The Wagner Law Group | Est. 1996

Sophisticated Legal Solutions And Boutique-Style Service

New Laws Impact ACA and Employer-Sponsored Health Plans

On Behalf of | Jan 2, 2020 |

President Trump has signed into law a spending package which includes the Further Consolidated Appropriations Act, (the “Act”), and contains a number of provisions related to employer-sponsored group health plans and the Affordable Care Act (“ACA”). Below is a summary of the key provisions found in the Act:

Repeal of ACA Taxes

  • Repeal of Medical Excise Tax: The Act repeals the ACA’s medical device tax (a 2.3% excise tax on the value of medical devices sold domestically), effective for sales after December 31, 2019. This tax, which became effective in 2013, has been suspended by Congress twice and has not been in effect since January 1, 2016. 
  • Repeal of Annual Fee on Health Insurance Providers: The Act also repeals the ACA-imposed annual fee on health insurance providers. The fee, which applied to insurance policies in the individual and small group markets, Medicaid managed care, Medicare Part D, and Medicare Advantage plans, was effective beginning in 2015 but was suspended for 2017 and 2019. 
  • Repeal of Cadillac Tax Coverage: After several postponements, the Act finally repeals the highly unpopular excise tax on high-cost employer group health plans ( the “Cadillac” tax). The Cadillac tax would have imposed a non-deductible forty percent excise tax on the value of “applicable employer-sponsored coverage” in excess of statutory thresholds. 

Other ACA Provisions

  • 10-Year Extension of PCORI Fees: The Patient-Centered Outcomes Research Institute (“PCORI”) was established by the ACA to conduct research to evaluate the effectiveness of medical treatments, procedures and strategies that treat diagnose, manage or prevent illness or injury. The PCORI fee requires insurers and employers with self-funded group health plans to pay an annual fee to fund PCORI research. The Act extends the ACA’s PCORI fee for 10 years, meaning that insurers and employers will have to continue to pay this fee until 2029 or 2030, depending on their plan year. (NOTE: the annual PCORI will continue to be adjusted for inflation.)
  • Reporting on Implementation and Enforcement Costs (In General): The Act contains provisions relating to ACA spending and reporting requirements, including:
    • a prohibition on CMS from making risk corridor payments to insurers;
    • a prohibition on CMS from making risk corridor payments to insurers;
    • a requirement that HHS publicly disclose information about the costs associated with implementing, administering, enforcing, or otherwise carrying out the ACA; and
    • a requirement that the fiscal year 2021 budget include detailed information from HHS regarding the amount of federal funds used for the ACA marketplace.

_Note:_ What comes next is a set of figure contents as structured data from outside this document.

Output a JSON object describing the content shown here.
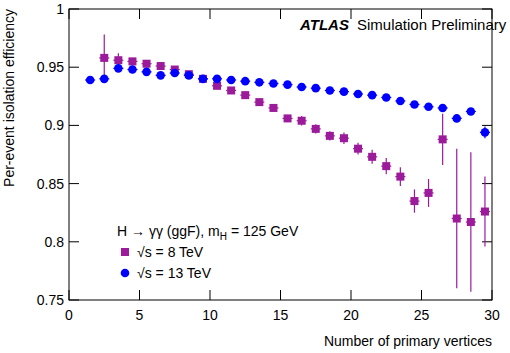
{
  "chart_data": {
    "type": "scatter",
    "x_label": "Number of primary vertices",
    "y_label": "Per-event isolation efficiency",
    "annotations": [
      "ATLAS",
      "Simulation Preliminary",
      "H → γγ (ggF),  m",
      "H",
      "= 125 GeV"
    ],
    "xlim": [
      0,
      30
    ],
    "ylim": [
      0.75,
      1
    ],
    "xticks": [
      0,
      5,
      10,
      15,
      20,
      25,
      30
    ],
    "yticks": [
      0.75,
      0.8,
      0.85,
      0.9,
      0.95,
      1
    ],
    "grid": false,
    "legend": "lower left",
    "series": [
      {
        "name": "√s = 8 TeV",
        "color": "#9b1b9b",
        "marker": "square",
        "x": [
          2.5,
          3.5,
          4.5,
          5.5,
          6.5,
          7.5,
          8.5,
          9.5,
          10.5,
          11.5,
          12.5,
          13.5,
          14.5,
          15.5,
          16.5,
          17.5,
          18.5,
          19.5,
          20.5,
          21.5,
          22.5,
          23.5,
          24.5,
          25.5,
          26.5,
          27.5,
          28.5,
          29.5
        ],
        "values": [
          0.958,
          0.956,
          0.955,
          0.953,
          0.951,
          0.948,
          0.944,
          0.94,
          0.934,
          0.93,
          0.926,
          0.92,
          0.915,
          0.906,
          0.904,
          0.897,
          0.891,
          0.889,
          0.88,
          0.873,
          0.865,
          0.856,
          0.835,
          0.842,
          0.888,
          0.82,
          0.817,
          0.826
        ],
        "errors": [
          0.02,
          0.006,
          0.003,
          0.003,
          0.003,
          0.003,
          0.003,
          0.003,
          0.003,
          0.003,
          0.003,
          0.003,
          0.003,
          0.003,
          0.004,
          0.004,
          0.004,
          0.005,
          0.005,
          0.006,
          0.007,
          0.008,
          0.01,
          0.012,
          0.022,
          0.06,
          0.06,
          0.03
        ]
      },
      {
        "name": "√s = 13 TeV",
        "color": "#0000ff",
        "marker": "circle",
        "x": [
          1.5,
          2.5,
          3.5,
          4.5,
          5.5,
          6.5,
          7.5,
          8.5,
          9.5,
          10.5,
          11.5,
          12.5,
          13.5,
          14.5,
          15.5,
          16.5,
          17.5,
          18.5,
          19.5,
          20.5,
          21.5,
          22.5,
          23.5,
          24.5,
          25.5,
          26.5,
          27.5,
          28.5,
          29.5
        ],
        "values": [
          0.939,
          0.94,
          0.949,
          0.948,
          0.946,
          0.943,
          0.945,
          0.943,
          0.94,
          0.94,
          0.939,
          0.938,
          0.937,
          0.936,
          0.935,
          0.933,
          0.932,
          0.93,
          0.929,
          0.927,
          0.926,
          0.924,
          0.921,
          0.918,
          0.916,
          0.915,
          0.906,
          0.912,
          0.894
        ],
        "errors": [
          0.003,
          0.002,
          0.002,
          0.002,
          0.002,
          0.002,
          0.002,
          0.002,
          0.002,
          0.002,
          0.002,
          0.002,
          0.002,
          0.002,
          0.002,
          0.002,
          0.002,
          0.002,
          0.002,
          0.002,
          0.002,
          0.002,
          0.002,
          0.002,
          0.002,
          0.003,
          0.003,
          0.003,
          0.005
        ]
      }
    ]
  }
}
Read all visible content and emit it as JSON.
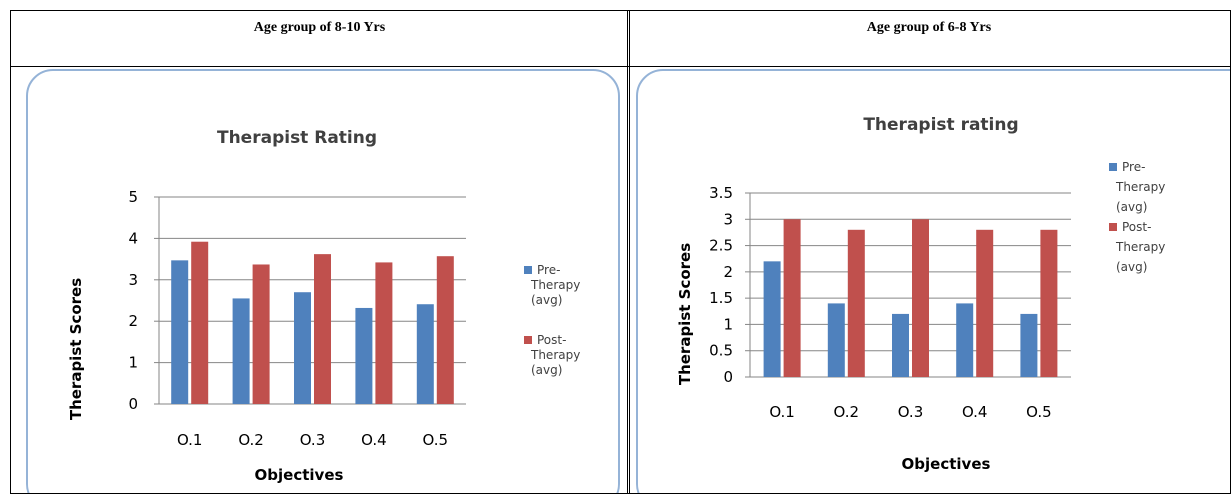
{
  "table": {
    "headers": [
      "Age group of 8-10 Yrs",
      "Age group of 6-8 Yrs"
    ]
  },
  "colors": {
    "pre": "#4f81bd",
    "post": "#c0504d",
    "frame": "#95b3d7"
  },
  "chart_data": [
    {
      "type": "bar",
      "title": "Therapist Rating",
      "xlabel": "Objectives",
      "ylabel": "Therapist  Scores",
      "categories": [
        "O.1",
        "O.2",
        "O.3",
        "O.4",
        "O.5"
      ],
      "ylim": [
        0,
        5
      ],
      "yticks": [
        "0",
        "1",
        "2",
        "3",
        "4",
        "5"
      ],
      "grid": true,
      "legend_position": "right",
      "series": [
        {
          "name": "Pre-Therapy (avg)",
          "legend_lines": [
            "Pre-",
            "Therapy",
            "(avg)"
          ],
          "values": [
            3.47,
            2.55,
            2.7,
            2.32,
            2.41
          ]
        },
        {
          "name": "Post-Therapy (avg)",
          "legend_lines": [
            "Post-",
            "Therapy",
            "(avg)"
          ],
          "values": [
            3.92,
            3.37,
            3.62,
            3.42,
            3.57
          ]
        }
      ]
    },
    {
      "type": "bar",
      "title": "Therapist rating",
      "xlabel": "Objectives",
      "ylabel": "Therapist Scores",
      "categories": [
        "O.1",
        "O.2",
        "O.3",
        "O.4",
        "O.5"
      ],
      "ylim": [
        0,
        3.5
      ],
      "yticks": [
        "0",
        "0.5",
        "1",
        "1.5",
        "2",
        "2.5",
        "3",
        "3.5"
      ],
      "grid": true,
      "legend_position": "right",
      "series": [
        {
          "name": "Pre-Therapy (avg)",
          "legend_lines": [
            "Pre-",
            "Therapy",
            "(avg)"
          ],
          "values": [
            2.2,
            1.4,
            1.2,
            1.4,
            1.2
          ]
        },
        {
          "name": "Post-Therapy (avg)",
          "legend_lines": [
            "Post-",
            "Therapy",
            "(avg)"
          ],
          "values": [
            3.0,
            2.8,
            3.0,
            2.8,
            2.8
          ]
        }
      ]
    }
  ]
}
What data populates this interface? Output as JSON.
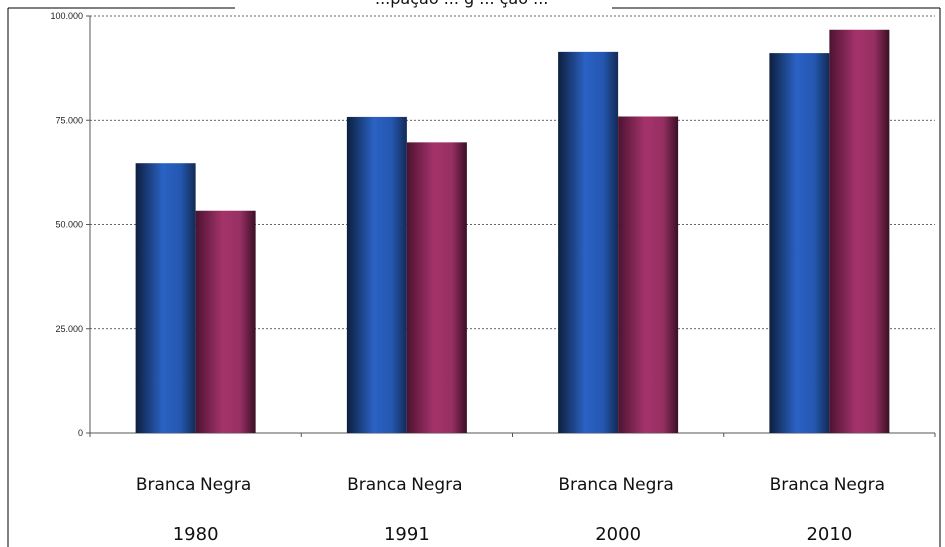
{
  "chart_data": {
    "type": "bar",
    "title": "...pação ... g ... ção ...",
    "categories": [
      "1980",
      "1991",
      "2000",
      "2010"
    ],
    "series": [
      {
        "name": "Branca",
        "values": [
          64700,
          75800,
          91400,
          91100
        ]
      },
      {
        "name": "Negra",
        "values": [
          53300,
          69700,
          75900,
          96700
        ]
      }
    ],
    "y_ticks": [
      "0",
      "25.000",
      "50.000",
      "75.000",
      "100.000"
    ],
    "ylim": [
      0,
      100000
    ],
    "grid": true,
    "legend": "none",
    "colors": {
      "Branca": "#2457b0",
      "Negra": "#962f62"
    }
  }
}
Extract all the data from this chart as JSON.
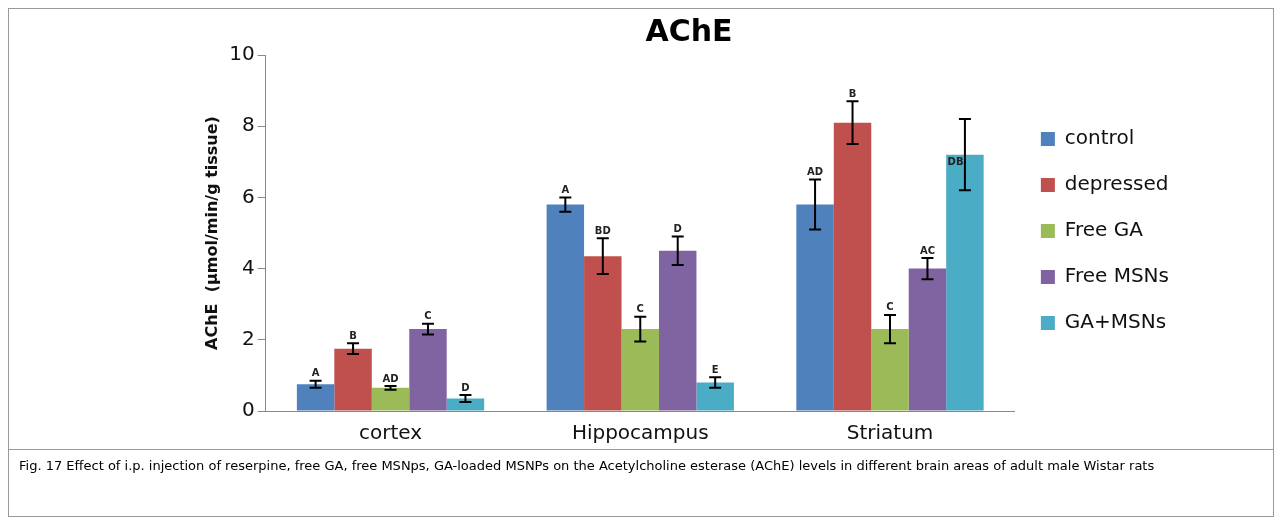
{
  "chart_data": {
    "type": "bar",
    "title": "AChE",
    "ylabel": "AChE  (µmol/min/g tissue)",
    "categories": [
      "cortex",
      "Hippocampus",
      "Striatum"
    ],
    "series": [
      {
        "name": "control",
        "color": "#4f81bd",
        "values": [
          0.75,
          5.8,
          5.8
        ],
        "errors": [
          0.1,
          0.2,
          0.7
        ],
        "value_labels": [
          "A",
          "A",
          "AD"
        ]
      },
      {
        "name": "depressed",
        "color": "#c0504d",
        "values": [
          1.75,
          4.35,
          8.1
        ],
        "errors": [
          0.15,
          0.5,
          0.6
        ],
        "value_labels": [
          "B",
          "BD",
          "B"
        ]
      },
      {
        "name": "Free GA",
        "color": "#9bbb59",
        "values": [
          0.65,
          2.3,
          2.3
        ],
        "errors": [
          0.05,
          0.35,
          0.4
        ],
        "value_labels": [
          "AD",
          "C",
          "C"
        ]
      },
      {
        "name": "Free MSNs",
        "color": "#8064a2",
        "values": [
          2.3,
          4.5,
          4.0
        ],
        "errors": [
          0.15,
          0.4,
          0.3
        ],
        "value_labels": [
          "C",
          "D",
          "AC"
        ]
      },
      {
        "name": "GA+MSNs",
        "color": "#4bacc6",
        "values": [
          0.35,
          0.8,
          7.2
        ],
        "errors": [
          0.1,
          0.15,
          1.0
        ],
        "value_labels": [
          "D",
          "E",
          "DB"
        ]
      }
    ],
    "ylim": [
      0,
      10
    ],
    "yticks": [
      0,
      2,
      4,
      6,
      8,
      10
    ],
    "grid": false,
    "legend": "right",
    "annotations": [
      "Fig. 17  Effect of i.p. injection of reserpine, free GA, free MSNps, GA-loaded MSNPs on the Acetylcholine esterase (AChE) levels in different brain areas of adult male Wistar rats"
    ]
  }
}
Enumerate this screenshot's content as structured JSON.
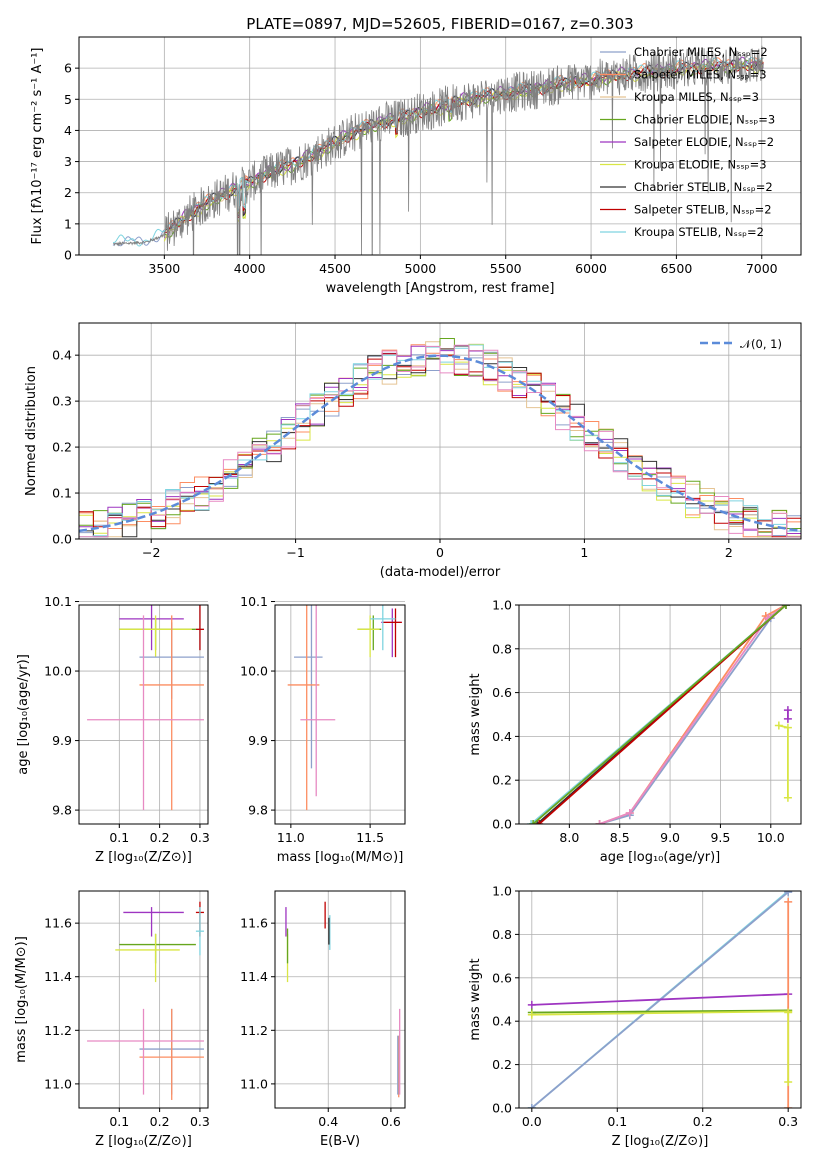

Extension of Certain Tax Provisions

  • Reduction in Medical Expense Deduction Floor: The ACA changed the threshold amount for individual medical expense deductions from 7.5 percent to 10 percent. Subsequent legislation reimposed the 7.5 percent threshold for 2017 and 2018. The Act keeps the 7.5 percent threshold for 2019 and 2020.
  • Employer Credit for Paid Family and Medical Leave: The 2017 Tax Cuts and Jobs Act established a business tax credit for certain employer-paid family and medical leave, which ranges from 12.5 percent to 25 percent of the wages paid to qualifying employees, where such wage payments are at least 50 percent of the wages normally paid to the employee. While this credit was originally made available to employers only for wages paid in 2018 and 2019, the Act extends the credit through 2020.
  • Credit for Health Insurance Costs of Eligible Individuals: The Health Coverage Tax Credit (“HCTC”) is a refundable tax credit that pays most (i.e., 72.5 percent) of the cost of qualified health insurance for eligible taxpayers and their family members. The Act extends the HCTC credit for an additional year. (NOTE: Eligibility for the credit is limited to individuals who have experienced “qualifying” job losses and to individuals whose defined benefit pension plans have been taken over by the Pension Benefit Guaranty Corporation due to financial difficulties.)